4 catégories possibles : général, enfants, mystère, Star Wars. Et un choix dans le nombre de dés, entre 0 et 10 ! J’ai choisi pour écrire une histoire, la catégorie kids et 6 dés…

En secouant mon téléphone (pas obligatoire de le faire, mais j’aime bien, le mouvement et le bruit font « comme si c’étaient de vrais dés »), voici ce qui est apparu…

ecrire avec des dés

Une valise au milieu d’un petit bois

Elisabeth, dix ans, rêve de devenir une danseuse. Mais sa maman n’a pas les moyens de lui acheter la robe, les bas et les chaussures typiques d’une danseuse classique. Alors, par temps ensoleillé comme aujourd’hui, Elisabeth aime se promener dans le petit bois non loin chez elle. La liberté, l’espace, le chant des oiseaux et surtout la lumière du soleil qui pénètre parmi l’enchevêtrement des branches qui bourgeonnent, tout ça lui permet de rêver en toute liberté. Le bois n’est pas bien grand, mais il a quand même son petit étang. Comme à son habitude Babeth, comme l’appelle affectueusement sa maman, se dirige vers la minuscule étendue d’eau. L’enfant aime observer et écouter les oiseaux qui viennent tantôt boire l’eau, tantôt se plonger dedans pour se laver, tantôt encore pour manger, car oui, la petite surface est assez grande pour qu’un martin-pêcheur y vienne se sustenter. La fillette n’est pas encore au bord de l’étang qu’elle aperçoit une valise boueuse à moitié ouverte à moins un mètre de la berge.
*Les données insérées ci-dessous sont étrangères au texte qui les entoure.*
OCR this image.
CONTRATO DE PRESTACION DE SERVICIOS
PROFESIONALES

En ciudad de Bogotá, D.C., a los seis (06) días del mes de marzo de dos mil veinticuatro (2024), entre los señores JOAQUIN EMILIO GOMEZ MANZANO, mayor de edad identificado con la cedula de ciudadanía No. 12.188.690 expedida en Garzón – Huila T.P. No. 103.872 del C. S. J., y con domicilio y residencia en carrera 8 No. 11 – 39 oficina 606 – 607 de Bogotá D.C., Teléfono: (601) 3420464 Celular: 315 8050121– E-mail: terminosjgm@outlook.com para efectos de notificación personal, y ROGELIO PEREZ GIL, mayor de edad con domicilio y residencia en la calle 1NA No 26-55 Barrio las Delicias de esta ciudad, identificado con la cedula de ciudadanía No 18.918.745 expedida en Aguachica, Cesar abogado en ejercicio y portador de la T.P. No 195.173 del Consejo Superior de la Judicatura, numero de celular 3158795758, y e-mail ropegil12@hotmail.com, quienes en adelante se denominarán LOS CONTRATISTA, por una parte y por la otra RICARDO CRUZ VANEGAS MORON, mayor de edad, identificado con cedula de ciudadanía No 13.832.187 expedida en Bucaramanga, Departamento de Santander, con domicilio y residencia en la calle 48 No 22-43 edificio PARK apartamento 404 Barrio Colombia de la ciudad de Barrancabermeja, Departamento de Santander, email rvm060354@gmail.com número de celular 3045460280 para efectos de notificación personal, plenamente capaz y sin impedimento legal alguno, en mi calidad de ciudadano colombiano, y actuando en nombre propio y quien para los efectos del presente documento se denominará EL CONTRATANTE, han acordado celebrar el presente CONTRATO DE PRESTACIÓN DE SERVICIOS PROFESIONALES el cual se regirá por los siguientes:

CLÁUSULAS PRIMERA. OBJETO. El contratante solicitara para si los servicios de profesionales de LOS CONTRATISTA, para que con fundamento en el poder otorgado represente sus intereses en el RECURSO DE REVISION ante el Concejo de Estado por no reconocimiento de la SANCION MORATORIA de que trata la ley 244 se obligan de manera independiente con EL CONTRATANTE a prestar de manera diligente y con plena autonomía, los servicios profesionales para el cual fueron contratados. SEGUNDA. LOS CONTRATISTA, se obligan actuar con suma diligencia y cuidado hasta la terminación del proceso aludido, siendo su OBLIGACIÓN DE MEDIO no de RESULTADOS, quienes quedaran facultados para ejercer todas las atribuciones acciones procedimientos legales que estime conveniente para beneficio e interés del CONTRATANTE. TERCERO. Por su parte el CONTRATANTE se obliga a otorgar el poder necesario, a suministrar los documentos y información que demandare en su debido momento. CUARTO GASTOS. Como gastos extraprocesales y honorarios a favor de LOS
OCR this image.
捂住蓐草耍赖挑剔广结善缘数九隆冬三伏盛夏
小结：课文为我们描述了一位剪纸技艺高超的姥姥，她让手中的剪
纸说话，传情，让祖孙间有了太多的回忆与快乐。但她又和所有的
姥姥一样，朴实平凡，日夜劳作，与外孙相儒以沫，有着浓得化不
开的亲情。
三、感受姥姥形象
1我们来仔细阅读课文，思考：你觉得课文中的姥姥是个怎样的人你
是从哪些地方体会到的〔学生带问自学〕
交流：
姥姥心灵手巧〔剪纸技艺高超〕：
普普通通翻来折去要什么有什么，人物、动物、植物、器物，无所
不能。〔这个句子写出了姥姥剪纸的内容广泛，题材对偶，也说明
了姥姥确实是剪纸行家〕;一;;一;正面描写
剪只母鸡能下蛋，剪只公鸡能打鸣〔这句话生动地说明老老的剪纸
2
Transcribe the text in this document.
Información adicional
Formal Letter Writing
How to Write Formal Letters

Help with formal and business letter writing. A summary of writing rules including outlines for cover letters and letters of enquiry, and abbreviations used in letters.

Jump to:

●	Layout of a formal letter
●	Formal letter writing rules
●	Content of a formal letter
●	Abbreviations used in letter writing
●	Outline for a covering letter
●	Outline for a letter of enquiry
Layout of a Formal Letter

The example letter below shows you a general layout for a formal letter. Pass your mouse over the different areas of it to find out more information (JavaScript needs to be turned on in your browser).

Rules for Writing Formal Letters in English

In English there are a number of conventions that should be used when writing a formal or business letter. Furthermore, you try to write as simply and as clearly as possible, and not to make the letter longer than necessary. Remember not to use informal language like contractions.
L’objet semble vieux et abîmé, pourtant Babeth est venue hier se promener ici et la valise n’y était pas ! Curieuse comme tout enfant, elle va immédiatement près de l’objet et après un rapide tour d’horizon du bois pour s’assurer qu’il n’y a personne pour l’épier, elle ouvre la valise. Immédiatement, ses yeux bleu océan s’illuminent et pétillent de joie à la découverte de son contenu :

Un boomerang, une tablette de chocolat, une boîte de puzzle avec ses pièces éparpillées et une bouée cohabitent avec… avec… une magnifique corde à sauter ainsi qu’une jolie petite paire de ballerine, pointure 34, noire avec un ruban rose saumon !

  • Hhhiiiiiii ! Elle pousse un cri de joie. Sans hésiter une seule seconde, Babeth s’empare des chaussures et les essaient : pile poil sa taille !!

Qui a dit que les vendredis treize portaient malheur ?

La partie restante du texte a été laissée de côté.